# Lea & Perrin teriyaki



## archeryrob (Nov 7, 2018)

FYI, my wife found this at Wally mart and went back tonight and bought all 4 in the store. It’s not as sweet and has a whorechestersire flavor, how ever you spell that. She it putting it on wings. I never really loved teriyaki until now


----------



## fivetricks (Nov 7, 2018)

Veri Veri hoison is also very good.


----------



## SonnyE (Nov 8, 2018)

I clicked on your picture.
I had no idea Teriyaki existed in 1835. :eek:
(Hey, sez since 1835 on the bottle...) :rolleyes:

But I've always felt Lea & Perrins was a standard to go by.
I'll look for this stuff, Thanks!
(Not having much luck yet.)


----------



## foamheart (Nov 8, 2018)

I always ask for Lea & Perrins by name. I can't spell woresthershire either!


----------



## SonnyE (Nov 8, 2018)

Where Chester? Worcestershire. Hey, my spell check knows how to speel it. :confused:
Weird name Wor ces ter shire. Is it named after a town in Britain?

I think it is just easier to say "Lea & Perrins" .....

This ain't no downstream sauce.;)


----------



## chef jimmyj (Nov 8, 2018)

Fun Fact... Teriyaki is dated back to the 1500's in Japan. The word refers to a Sauce, Teri or Tere, of cooked Soy Sauce, Sake and Sugar, reduced until thick, brushed on meat and Grilled, Yaki cooked...JJ


----------



## SonnyE (Nov 8, 2018)

Thanks JimmyJ!
Good to know some history on it.

Has Saki in it, no wonder I like it. :eek::rolleyes:


----------



## ksblazer (Nov 8, 2018)

My go to Teriyaki sauce is Yoshidas

Give it a try


----------



## gmc2003 (Nov 8, 2018)

chef jimmyj said:


> Fun Fact... Teriyaki is dated back to the 1500's in Japan. The word refers to a Sauce, Teri or Tere, of cooked Soy Sauce, Sake and Sugar, reduced until thick, brushed on meat and Grilled, Yaki cooked...JJ



JJ without having to google it what is Sake?

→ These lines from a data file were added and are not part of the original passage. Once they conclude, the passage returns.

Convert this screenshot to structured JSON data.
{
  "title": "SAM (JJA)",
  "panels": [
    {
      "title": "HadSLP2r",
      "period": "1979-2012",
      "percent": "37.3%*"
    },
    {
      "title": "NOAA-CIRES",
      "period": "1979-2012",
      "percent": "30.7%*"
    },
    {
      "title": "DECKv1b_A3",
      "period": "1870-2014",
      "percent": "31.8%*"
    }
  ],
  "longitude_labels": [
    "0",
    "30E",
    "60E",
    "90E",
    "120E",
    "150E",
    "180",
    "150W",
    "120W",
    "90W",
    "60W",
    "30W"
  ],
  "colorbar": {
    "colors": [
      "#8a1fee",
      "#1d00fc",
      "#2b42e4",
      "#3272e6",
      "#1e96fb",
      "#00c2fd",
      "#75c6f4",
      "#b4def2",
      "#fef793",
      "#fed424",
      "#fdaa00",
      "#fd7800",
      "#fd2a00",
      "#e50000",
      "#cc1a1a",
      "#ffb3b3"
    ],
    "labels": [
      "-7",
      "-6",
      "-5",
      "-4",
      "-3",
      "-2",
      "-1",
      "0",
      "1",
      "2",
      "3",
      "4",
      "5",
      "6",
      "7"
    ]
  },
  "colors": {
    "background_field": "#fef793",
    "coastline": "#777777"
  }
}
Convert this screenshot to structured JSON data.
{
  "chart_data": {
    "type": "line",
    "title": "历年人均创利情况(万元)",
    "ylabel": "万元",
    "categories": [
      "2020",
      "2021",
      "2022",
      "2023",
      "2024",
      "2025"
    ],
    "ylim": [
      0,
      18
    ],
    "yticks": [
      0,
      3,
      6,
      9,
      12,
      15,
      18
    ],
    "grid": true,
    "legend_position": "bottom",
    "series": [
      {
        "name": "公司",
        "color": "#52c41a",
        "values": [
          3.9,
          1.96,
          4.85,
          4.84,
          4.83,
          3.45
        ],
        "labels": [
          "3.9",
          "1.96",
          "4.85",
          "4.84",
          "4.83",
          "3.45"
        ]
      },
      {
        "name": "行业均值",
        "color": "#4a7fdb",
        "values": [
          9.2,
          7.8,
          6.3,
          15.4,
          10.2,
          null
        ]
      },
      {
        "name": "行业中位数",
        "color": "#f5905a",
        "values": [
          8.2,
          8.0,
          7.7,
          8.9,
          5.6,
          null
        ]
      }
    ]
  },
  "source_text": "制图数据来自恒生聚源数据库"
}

I use kikkoman as it's what's readily available here and all I know.

Chris


----------



## Bearcarver (Nov 8, 2018)

gmc2003 said:


> JJ without having to google it what is Sake?
> 
> I use kikkoman as it's what's readily available here and all I know.
> 
> Chris




In Vietnam, Sake was called "Rice Wine".
We drank some out of a Crock that we had to drink with long straws, so you could get past the thick layer of Maggots on or near the surface. No, I wouldn't do it again!
Funny what you'll try when you're in a situation like that.

Bear


----------



## gmc2003 (Nov 8, 2018)

Bearcarver said:


> In Vietnam, Sake was called "Rice Wine".
> We drank some out of a Crock that we had to drink with long straws, so you could get past the thick layer of Maggots on or near the surface. No, I wouldn't do it again!
> Funny what you'll try when you're in a situation like that.
> 
> Bear



Boy, am I glad I was born in the 60's. Between that explanation of sake and a friend of mine at work describing his experience in Nam. I don't think I would have made it. 

More power to you guys.

Chris


----------